Three-quarters of U.S. smartphone owners use location-based services, according to a recent study, and every interaction teaches the entity providing the service about its user community. By building a large dataset of users' locations, search habits and preferences, mobile search providers like Google and Apple or social networks like Foursquare and Facebook can customize an experience that users enjoy almost as much as advertisers do.
The secret to customization is "context"--combining a history of someone's preferences with the preferences of thousands of other individuals who are searching for the same route or restaurant from the same place you're standing.

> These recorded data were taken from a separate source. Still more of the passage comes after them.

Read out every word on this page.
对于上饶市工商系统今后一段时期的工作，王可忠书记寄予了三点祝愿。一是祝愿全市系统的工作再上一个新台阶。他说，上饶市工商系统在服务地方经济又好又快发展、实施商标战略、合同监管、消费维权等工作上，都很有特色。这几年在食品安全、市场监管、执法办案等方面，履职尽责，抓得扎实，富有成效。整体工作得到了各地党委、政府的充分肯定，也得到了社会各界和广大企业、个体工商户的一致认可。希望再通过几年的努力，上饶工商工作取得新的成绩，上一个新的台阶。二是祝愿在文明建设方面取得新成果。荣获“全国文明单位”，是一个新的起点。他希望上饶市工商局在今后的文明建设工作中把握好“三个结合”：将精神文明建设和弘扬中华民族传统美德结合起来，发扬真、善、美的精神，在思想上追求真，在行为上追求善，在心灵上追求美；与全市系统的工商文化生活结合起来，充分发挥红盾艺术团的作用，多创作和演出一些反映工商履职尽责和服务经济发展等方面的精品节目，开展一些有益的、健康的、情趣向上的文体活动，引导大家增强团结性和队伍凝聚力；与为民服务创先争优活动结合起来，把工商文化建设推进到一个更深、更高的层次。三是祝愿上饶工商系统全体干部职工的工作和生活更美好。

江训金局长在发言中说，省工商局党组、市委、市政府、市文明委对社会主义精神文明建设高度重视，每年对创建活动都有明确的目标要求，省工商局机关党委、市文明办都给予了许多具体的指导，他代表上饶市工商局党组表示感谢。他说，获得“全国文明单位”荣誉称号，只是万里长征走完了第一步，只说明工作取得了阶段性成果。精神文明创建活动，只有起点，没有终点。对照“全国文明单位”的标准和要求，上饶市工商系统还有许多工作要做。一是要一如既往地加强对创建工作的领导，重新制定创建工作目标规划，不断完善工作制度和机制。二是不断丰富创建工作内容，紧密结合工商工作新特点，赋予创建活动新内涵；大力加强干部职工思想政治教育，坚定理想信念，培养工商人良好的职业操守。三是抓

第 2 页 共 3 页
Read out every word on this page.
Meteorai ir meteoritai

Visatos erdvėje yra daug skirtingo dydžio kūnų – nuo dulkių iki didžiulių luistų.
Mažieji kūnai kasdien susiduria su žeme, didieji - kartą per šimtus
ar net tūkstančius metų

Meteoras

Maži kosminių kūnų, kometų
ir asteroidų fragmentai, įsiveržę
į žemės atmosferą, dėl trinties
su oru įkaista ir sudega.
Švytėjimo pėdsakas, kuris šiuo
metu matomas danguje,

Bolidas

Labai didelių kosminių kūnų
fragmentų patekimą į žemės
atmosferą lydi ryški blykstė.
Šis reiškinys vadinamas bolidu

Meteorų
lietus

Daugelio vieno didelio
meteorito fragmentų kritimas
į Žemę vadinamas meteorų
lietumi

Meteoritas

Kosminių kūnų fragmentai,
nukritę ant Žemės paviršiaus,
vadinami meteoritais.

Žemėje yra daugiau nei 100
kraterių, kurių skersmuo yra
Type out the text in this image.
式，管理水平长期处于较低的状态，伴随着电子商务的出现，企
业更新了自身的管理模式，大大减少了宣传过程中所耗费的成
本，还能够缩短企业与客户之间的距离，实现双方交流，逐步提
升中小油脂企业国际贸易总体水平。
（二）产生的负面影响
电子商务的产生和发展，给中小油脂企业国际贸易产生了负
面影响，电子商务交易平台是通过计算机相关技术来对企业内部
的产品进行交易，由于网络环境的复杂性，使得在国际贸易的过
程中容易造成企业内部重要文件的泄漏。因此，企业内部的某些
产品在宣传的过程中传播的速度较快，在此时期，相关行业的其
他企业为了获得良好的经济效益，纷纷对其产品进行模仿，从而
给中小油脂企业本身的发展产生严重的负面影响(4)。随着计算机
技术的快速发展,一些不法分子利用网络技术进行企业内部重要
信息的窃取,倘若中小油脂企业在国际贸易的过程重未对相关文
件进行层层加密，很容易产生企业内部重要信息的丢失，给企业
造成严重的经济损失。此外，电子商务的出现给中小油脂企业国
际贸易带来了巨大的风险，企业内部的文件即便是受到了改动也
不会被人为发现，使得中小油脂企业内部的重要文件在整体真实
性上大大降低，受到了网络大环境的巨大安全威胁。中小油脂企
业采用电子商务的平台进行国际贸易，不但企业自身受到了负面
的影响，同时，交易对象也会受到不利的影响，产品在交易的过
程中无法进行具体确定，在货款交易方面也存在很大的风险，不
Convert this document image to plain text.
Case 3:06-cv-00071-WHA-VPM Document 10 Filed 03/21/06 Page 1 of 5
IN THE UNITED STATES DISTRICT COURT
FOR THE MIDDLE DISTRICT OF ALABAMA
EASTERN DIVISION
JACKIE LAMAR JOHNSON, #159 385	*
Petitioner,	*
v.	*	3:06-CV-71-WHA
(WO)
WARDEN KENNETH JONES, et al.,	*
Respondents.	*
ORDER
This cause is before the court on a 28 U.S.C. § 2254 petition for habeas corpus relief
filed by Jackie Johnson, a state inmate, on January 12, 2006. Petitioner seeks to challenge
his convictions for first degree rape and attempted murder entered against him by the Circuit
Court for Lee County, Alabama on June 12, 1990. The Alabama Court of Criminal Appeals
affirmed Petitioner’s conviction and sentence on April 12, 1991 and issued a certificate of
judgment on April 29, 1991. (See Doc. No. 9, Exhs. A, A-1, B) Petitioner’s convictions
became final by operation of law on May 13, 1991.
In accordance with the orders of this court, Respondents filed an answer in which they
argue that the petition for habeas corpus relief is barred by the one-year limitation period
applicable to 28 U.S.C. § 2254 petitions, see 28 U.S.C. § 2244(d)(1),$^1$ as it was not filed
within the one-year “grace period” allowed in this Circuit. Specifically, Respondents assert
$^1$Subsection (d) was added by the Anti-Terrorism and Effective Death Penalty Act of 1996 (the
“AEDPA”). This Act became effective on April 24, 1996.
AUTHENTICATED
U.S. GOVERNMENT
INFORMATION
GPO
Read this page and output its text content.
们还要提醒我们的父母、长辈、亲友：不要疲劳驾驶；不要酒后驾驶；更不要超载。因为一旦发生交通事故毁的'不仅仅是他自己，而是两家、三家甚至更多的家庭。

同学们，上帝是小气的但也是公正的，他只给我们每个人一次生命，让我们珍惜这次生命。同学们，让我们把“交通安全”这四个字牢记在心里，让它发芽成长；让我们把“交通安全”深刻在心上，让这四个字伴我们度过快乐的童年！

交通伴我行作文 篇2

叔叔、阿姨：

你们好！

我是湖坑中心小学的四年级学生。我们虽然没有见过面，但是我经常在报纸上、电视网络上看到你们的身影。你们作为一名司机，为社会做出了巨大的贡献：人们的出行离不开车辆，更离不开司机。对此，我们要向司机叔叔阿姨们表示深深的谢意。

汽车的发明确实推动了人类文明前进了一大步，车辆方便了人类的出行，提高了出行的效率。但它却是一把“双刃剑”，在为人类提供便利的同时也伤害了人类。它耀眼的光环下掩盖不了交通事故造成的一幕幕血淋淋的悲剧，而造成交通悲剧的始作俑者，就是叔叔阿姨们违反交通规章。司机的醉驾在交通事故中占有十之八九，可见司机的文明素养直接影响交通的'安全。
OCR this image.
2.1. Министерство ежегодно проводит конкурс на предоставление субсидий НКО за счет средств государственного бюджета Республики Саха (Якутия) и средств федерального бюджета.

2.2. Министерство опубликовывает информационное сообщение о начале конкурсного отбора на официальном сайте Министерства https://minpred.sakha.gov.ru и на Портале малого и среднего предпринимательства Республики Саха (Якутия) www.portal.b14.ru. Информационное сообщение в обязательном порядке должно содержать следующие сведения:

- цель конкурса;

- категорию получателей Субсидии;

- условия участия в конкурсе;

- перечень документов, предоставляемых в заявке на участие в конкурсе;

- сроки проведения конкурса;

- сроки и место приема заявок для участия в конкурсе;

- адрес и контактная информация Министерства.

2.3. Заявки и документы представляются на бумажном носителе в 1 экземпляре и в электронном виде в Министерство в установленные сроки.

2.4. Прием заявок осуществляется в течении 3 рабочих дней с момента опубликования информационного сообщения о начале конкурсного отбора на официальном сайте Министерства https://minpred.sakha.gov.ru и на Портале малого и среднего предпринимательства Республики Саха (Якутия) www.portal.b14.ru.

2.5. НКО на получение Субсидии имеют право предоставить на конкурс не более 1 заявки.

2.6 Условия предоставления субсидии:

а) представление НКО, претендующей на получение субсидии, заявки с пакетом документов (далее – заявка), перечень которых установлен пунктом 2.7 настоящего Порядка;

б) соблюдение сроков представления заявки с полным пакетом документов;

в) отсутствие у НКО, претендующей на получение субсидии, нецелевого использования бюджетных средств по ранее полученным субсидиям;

The public sector has a similar opportunity to customize services for citizens and employees by engaging with the growing wealth of location-based data. Many governments possess a robust GIS capability, but it's typically far removed from day-to-day interactions with citizens. As these geospatial technologies transition to Web applications, cloud-based sharing will allow agency managers to incorporate location data into decision-making. The result is government interacting with citizens, and its own employees, in entirely new ways:
Open infrastructure mapping: Maps organize massive amounts of data around a common attribute or location, and they provide a starting point for discussing tough decisions with citizens and other government stakeholders. In New York City, a partnership between the mayor's office and Columbia University led to the development of a digital model that shows the manner in which nearly every building in the city consumes energy, distinguishing among heating, lighting and other purposes.
Seeing the relationship between energy use and community design can help policymakers and the public alike understand how energy usage relates to social and environmental factors.
Passive data collection: To map data, governments must gather it. Take the city of Boston's Street Bump. Rather than asking you to photograph potholes, it only asks you to leave your smartphone on while driving. By collecting information from the phone's sensors, the software passively collects geotagged vibrations and uploads the data into a system that aggregates the bumps users felt. The result is a continuously updating map of the city's roadways. As the Wall Street Journal pointed out, the city's previous approach was dragging heavy chains from the backs of trucks at a cost of $200,000 per year; with Street Bump, the investment was $80,000 for a few app developers.
Geofenced push notifications: Government is the authority on political boundaries, but what about information boundaries? The latest generation of mobile applications can respond to "geofences," which are invisible lines around a particular location that prompt an action from a device. The applications for government are numerous--authorities can automatically push traffic alerts or safety notices to the phones of nearby citizens or passively mine open-source social data within a particular area to gather situational awareness about an incident.
Context-based asset management: Making the best use of government resources is critical in a budget-constrained environment. San Francisco's public transit system is transitioning away from paper bus transfers to an RFID card. The city's Municipal Transportation Agency can now assess average commute times, passenger density and popular travel hours by neighborhood and adjust bus routes accordingly.
By learning from use patterns of public assets ranging from vehicle fleets to hospital equipment, agencies can be more thoughtful about where and when to deploy resources. The U.S. Department of Veterans Affairs is pursuing a real-time location system at several hospitals in Indiana, Illinois and Michigan. By placing RFID tags and barcodes on several hundred thousand items, from small surgical instruments to medical devices, the V.A. can monitor inventory levels, ensure that sensitive instruments have been properly stored, and allow physicians and employees to operate more efficiently.
The possibilities for government to incorporate location intelligence into decision making are limitless - but don't necessarily have to be government solutions. Take the mobile app iTriage. Built by private citizens and recently acquired by Aetna, iTriage uses information from federal open datasets about the locations of health services to help citizens find care nearby. It has since been downloaded more than 6 million times. Cost to taxpayers: zero.
Governments at every level stand to benefit from the convergence of geospatial technologies and location-based services. For agency executives, capturing data from social media and location-based applications offers a more detailed and nuanced dataset than traditional GIS and demographic data, leading to better policymaking and program delivery. At the same time, the more data agencies collect, the better and more contextually aware location-based services become for citizens and employees. The result? Better communication, more efficient allocation of public resources and the ability to rethink the way public services are delivered.
This column is adapted from a Deloitte GovLab study, "The Power of Zoom: Transforming Government Through Location Intelligence."